Minority and coalition governments aren’t new in BC, and they don’t work

May 13, 2017 | 9:20 AM

KAMLOOPS — It feels as though B.C. is entering brand new political territory, but this won’t be the first time the province has been governed by a minority government. And if we end up with a coalition, that won’t be new, either. 

In fact, B.C. was led by a Liberal-Conservative coalition for more than a decade. That coalition was followed immediately by a short-lived minority government. The province even once had an alternative voting system that turned out to be a dismal failure. 

I researched and wrote about it in my 1991 book “Friend O’ Mine,” the life story of former B.C. Highways Minister Phil Gaglardi. 

It all happened this way. 

The Liberals and Conservatives stayed in power by not running candidates against each other. In 1949, this seemingly unbeatable coalition won another resounding victory with 39 seats — 23 Liberals and 16 Conservatives, compared to only seven for the CCF, one for Labour and an independent. 

Yes, there used to be two leftwing and two rightwing parties. Following that election, the Liberals and Conservatives began fighting over leadership and fundamental policies. W.A.C. Bennett, a Conservative MLA who failed to win his party’s leadership, quit and joined the fledgling B.C. Social Credit Party in 1951. 

Shortly thereafter, the coalition fell apart when the Conservative cabinet members quit and all the party’s MLAs crossed the floor to replace the CCF as official opposition. The Liberal government soon fell, and an election was called for June 12, 1952. 

As I wrote in my book, “It would be fought under amendments to the Provincial Elections Act providing for a system of alternative voting. Instead of marking a single X on their ballots, voters would rank the candidates according to preference.

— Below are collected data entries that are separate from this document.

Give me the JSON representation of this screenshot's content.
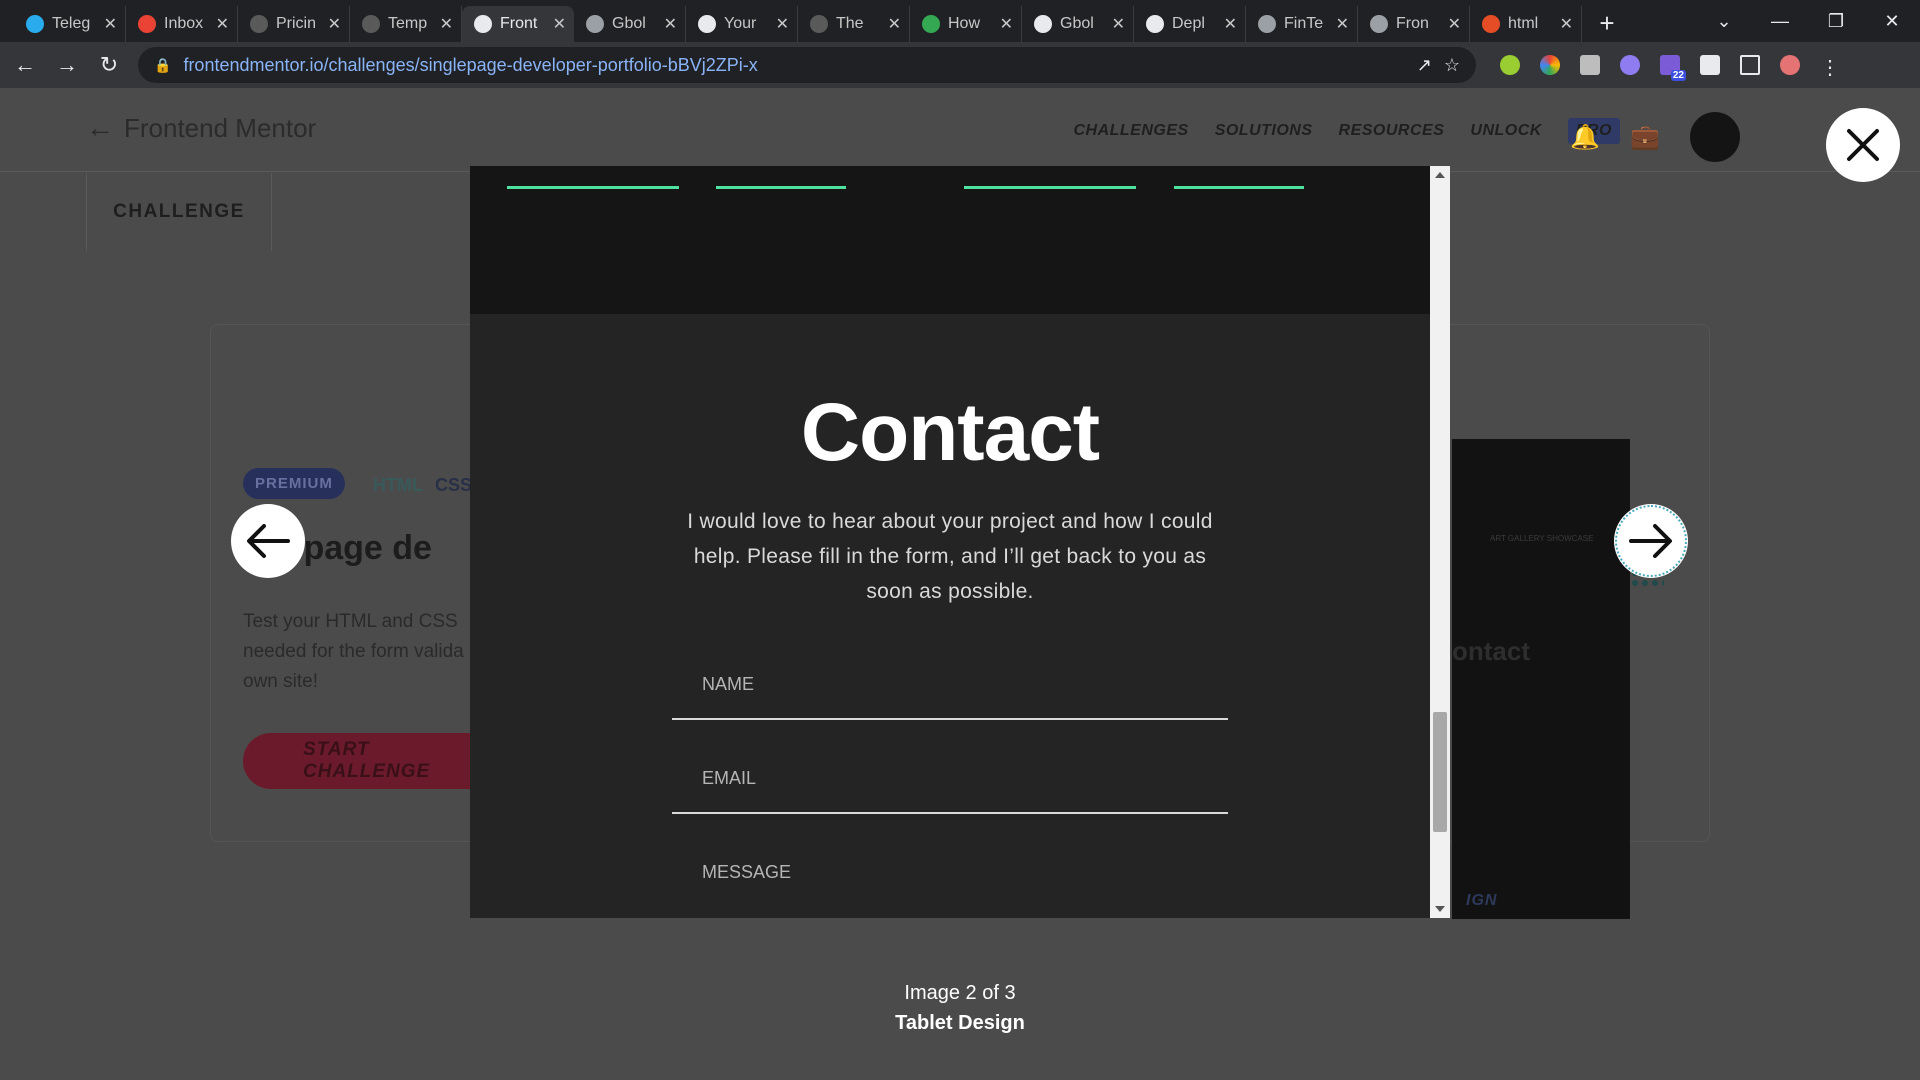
{
  "browser": {
    "tabs": [
      {
        "title": "Teleg",
        "icon": "telegram-icon",
        "color": "#2aabee"
      },
      {
        "title": "Inbox",
        "icon": "gmail-icon",
        "color": "#ea4335"
      },
      {
        "title": "Pricin",
        "icon": "b-icon",
        "color": "#5a5a5a"
      },
      {
        "title": "Temp",
        "icon": "b-icon",
        "color": "#5a5a5a"
      },
      {
        "title": "Front",
        "icon": "frontendmentor-icon",
        "color": "#e8eaed"
      },
      {
        "title": "Gbol",
        "icon": "globe-icon",
        "color": "#9aa0a6"
      },
      {
        "title": "Your",
        "icon": "github-icon",
        "color": "#e8eaed"
      },
      {
        "title": "The",
        "icon": "b-icon",
        "color": "#5a5a5a"
      },
      {
        "title": "How",
        "icon": "link-icon",
        "color": "#34a853"
      },
      {
        "title": "Gbol",
        "icon": "github-icon",
        "color": "#e8eaed"
      },
      {
        "title": "Depl",
        "icon": "github-icon",
        "color": "#e8eaed"
      },
      {
        "title": "FinTe",
        "icon": "globe-icon",
        "color": "#9aa0a6"
      },
      {
        "title": "Fron",
        "icon": "globe-icon",
        "color": "#9aa0a6"
      },
      {
        "title": "html",
        "icon": "html5-icon",
        "color": "#e44d26"
      }
    ],
    "url": "frontendmentor.io/challenges/singlepage-developer-portfolio-bBVj2ZPi-x",
    "extension_badge": "22"
  },
  "site": {
    "logo": "Frontend Mentor",
    "nav": [
      "CHALLENGES",
      "SOLUTIONS",
      "RESOURCES",
      "UNLOCK"
    ],
    "pro": "PRO",
    "challenge_tab": "CHALLENGE"
  },
  "card": {
    "badge": "PREMIUM",
    "tag_html": "HTML",
    "tag_css": "CSS",
    "title": "Single-page developer portfolio",
    "title_visible": "gle-page de",
    "desc": "Test your HTML and CSS skills. JavaScript will be needed for the form validation. Then add it to your own site!",
    "desc_visible": "Test your HTML and CSS needed for the form valida own site!",
    "start": "START CHALLENGE",
    "preview_contact": "ontact",
    "preview_label": "ART GALLERY SHOWCASE",
    "preview_design": "IGN"
  },
  "lightbox": {
    "title": "Contact",
    "text": "I would love to hear about your project and how I could help. Please fill in the form, and I’ll get back to you as soon as possible.",
    "fields": [
      "NAME",
      "EMAIL",
      "MESSAGE"
    ],
    "accent": "#4ee1a0",
    "caption_index": "Image 2 of 3",
    "caption_name": "Tablet Design"
  }
}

If no single candidate in a riding received a clear majority on the first count, the second preferences of those who had voted for the lowest candidate would be counted up, the lowest candidate dropped, and so on until a clear winner was declared.” 

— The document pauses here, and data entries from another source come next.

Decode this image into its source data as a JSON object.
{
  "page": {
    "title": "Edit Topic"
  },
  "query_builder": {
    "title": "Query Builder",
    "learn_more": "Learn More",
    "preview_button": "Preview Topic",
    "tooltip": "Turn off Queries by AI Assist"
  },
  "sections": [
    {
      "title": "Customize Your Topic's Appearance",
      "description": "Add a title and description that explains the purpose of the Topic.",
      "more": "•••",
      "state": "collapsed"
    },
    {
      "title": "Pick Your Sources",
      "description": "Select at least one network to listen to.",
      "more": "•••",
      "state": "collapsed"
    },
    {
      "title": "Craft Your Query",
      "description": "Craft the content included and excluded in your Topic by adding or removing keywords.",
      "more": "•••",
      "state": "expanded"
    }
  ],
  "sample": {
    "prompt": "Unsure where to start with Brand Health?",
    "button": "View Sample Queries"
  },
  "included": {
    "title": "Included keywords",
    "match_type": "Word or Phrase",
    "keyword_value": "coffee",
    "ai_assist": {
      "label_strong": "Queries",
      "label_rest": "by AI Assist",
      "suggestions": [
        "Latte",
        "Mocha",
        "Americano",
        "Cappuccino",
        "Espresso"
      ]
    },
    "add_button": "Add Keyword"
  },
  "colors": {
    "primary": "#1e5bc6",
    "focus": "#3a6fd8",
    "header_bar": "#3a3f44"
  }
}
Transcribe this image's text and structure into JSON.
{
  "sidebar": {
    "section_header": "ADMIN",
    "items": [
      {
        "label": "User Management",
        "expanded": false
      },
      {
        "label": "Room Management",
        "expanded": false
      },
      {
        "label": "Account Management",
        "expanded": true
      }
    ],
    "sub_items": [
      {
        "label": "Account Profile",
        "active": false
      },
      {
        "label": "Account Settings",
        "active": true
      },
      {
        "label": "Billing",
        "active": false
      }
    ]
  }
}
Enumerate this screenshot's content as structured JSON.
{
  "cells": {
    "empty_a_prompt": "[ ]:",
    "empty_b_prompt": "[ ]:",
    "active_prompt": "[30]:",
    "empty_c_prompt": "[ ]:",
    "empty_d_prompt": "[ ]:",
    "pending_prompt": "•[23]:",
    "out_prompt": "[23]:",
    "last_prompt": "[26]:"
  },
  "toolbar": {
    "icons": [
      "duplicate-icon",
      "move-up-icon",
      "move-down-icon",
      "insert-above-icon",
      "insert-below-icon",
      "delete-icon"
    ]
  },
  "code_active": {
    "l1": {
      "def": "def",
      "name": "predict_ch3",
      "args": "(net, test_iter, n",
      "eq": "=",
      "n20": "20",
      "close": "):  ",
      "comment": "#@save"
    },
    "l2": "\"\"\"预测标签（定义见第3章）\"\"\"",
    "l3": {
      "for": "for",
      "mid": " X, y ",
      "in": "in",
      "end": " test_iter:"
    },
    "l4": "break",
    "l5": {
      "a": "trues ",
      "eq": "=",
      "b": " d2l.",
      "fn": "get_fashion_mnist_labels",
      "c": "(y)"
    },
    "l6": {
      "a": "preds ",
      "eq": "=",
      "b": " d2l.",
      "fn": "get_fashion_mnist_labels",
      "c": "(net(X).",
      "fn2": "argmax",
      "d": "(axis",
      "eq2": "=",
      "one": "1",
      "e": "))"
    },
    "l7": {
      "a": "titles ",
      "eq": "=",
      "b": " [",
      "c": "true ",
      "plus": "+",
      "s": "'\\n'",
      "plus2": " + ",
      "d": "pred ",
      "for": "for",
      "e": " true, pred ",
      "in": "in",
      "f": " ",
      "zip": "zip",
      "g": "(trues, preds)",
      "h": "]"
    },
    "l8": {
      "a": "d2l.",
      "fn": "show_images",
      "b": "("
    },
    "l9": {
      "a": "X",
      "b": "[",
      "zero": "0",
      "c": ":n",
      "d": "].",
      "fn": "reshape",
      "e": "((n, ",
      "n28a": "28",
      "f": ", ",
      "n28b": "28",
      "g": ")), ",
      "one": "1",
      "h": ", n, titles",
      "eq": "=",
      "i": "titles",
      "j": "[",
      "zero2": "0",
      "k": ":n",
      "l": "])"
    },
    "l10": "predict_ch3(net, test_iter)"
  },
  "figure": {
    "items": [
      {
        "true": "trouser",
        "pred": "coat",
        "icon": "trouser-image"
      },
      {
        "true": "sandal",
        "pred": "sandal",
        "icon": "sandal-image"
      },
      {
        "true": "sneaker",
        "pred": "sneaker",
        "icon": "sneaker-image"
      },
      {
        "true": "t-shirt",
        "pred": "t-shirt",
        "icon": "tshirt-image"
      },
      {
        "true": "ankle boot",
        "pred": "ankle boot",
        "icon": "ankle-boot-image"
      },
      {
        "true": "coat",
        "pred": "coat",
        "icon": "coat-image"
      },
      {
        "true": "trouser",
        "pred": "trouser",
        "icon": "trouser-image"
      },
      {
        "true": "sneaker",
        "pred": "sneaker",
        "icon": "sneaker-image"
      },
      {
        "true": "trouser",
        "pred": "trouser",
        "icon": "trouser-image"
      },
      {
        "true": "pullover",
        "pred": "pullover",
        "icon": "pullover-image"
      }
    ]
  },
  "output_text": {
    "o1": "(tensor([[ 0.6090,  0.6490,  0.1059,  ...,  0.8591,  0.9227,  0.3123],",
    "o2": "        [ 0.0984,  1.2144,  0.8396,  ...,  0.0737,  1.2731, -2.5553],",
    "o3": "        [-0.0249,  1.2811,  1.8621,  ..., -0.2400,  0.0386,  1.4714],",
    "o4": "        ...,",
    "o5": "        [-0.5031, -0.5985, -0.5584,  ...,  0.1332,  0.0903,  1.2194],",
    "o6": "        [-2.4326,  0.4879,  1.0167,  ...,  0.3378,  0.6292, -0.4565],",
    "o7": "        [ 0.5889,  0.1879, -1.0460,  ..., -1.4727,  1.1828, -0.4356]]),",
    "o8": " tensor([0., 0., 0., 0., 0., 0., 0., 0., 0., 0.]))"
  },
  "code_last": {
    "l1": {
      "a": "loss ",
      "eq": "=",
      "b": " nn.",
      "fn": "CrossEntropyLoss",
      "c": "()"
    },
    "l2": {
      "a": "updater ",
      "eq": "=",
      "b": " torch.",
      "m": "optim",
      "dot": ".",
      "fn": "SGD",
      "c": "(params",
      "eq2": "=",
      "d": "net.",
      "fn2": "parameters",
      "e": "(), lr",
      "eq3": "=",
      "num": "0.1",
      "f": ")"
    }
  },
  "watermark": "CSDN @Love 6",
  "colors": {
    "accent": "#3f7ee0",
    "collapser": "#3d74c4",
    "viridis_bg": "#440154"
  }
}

It was supposed to achieve proportional representation and eliminate the election of candidates and governments by a minority of voters. In actuality, it was designed to avoid the splitting of the free-enterprise vote. In theory, a voter whose first choice was, say, Liberal, would be likely to make a Conservative candidate second choice. The socialist CCF would be the loser. (Labour was a bit of a fringe party and never a threat.) 

But the Liberals and Conservatives who set up the voting system hadn’t contemplated yet another rightwing party coming along. The election was chaos. By the next day, only four candidates were declared elected and, to everyone’s surprise, they were all Social Credit, a party that didn’t even have a leader. 

If not for the alternative voting system, the CCF would formed won a minority government. It led in the popular vote, but Social Credit was winning with its second-choice votes as CCF supporters ignored pleas to plump their ballots by not marking second or third choices. With only 27.2 per cent of the popular vote, Social Credit won 19 seats, the CCF 18, the Liberals six and the Conservatives four. 

The Socred caucus of the newly elected minority government picked W.A.C. Bennett as leader. While the Socreds had won one more seat than the CCF, the CCF won the popular vote. Who would Lieutenant-Governor Clarence Wallace accept as the legitimate government? 

He picked Bennett and the Socreds. 

The 1953 legislative session, which opened Feb. 3, accomplished little. Social Credit survived two non-confidence motions with Liberal support but on March 24 the government fell on an amendment to the Public Schools Act, and another election was set for June 9. 

The minority government had lasted less than a year. 

Once again, the single transferable ballot was used, and it took four weeks to decide the outcome. The Socreds received 45.54 per cent of the vote and 28 seats, CCF 29.48 per cent and 14 seats. The Liberals got 23.36 per cent and four seats, the Tories got only 1.11 per cent and one seat, and the Labour Party one seat. 

Soon after the election, Public Works Minister Phil Gaglardi, MLA for Kamloops, made the most famous statement of his life: “If I’m telling a lie, it’s because I believe I’m telling the truth.” And the transferable ballot was quickly abandoned. 

My research and writing on this era in B.C. politics — reinforced by history elsewhere — led me to three conclusions that have influenced my opinions ever since. 

Coalition governments will only work when the partners fight elections as one, and if they share the same fundamental political philosophies, but eventually they fall apart. 

Minority governments are essentially incapable of governing effectively, and fail quickly. 

Complex whackadoodle voting systems that are supposed to rescue democracy are, in fact, cumbersome and simply don’t work.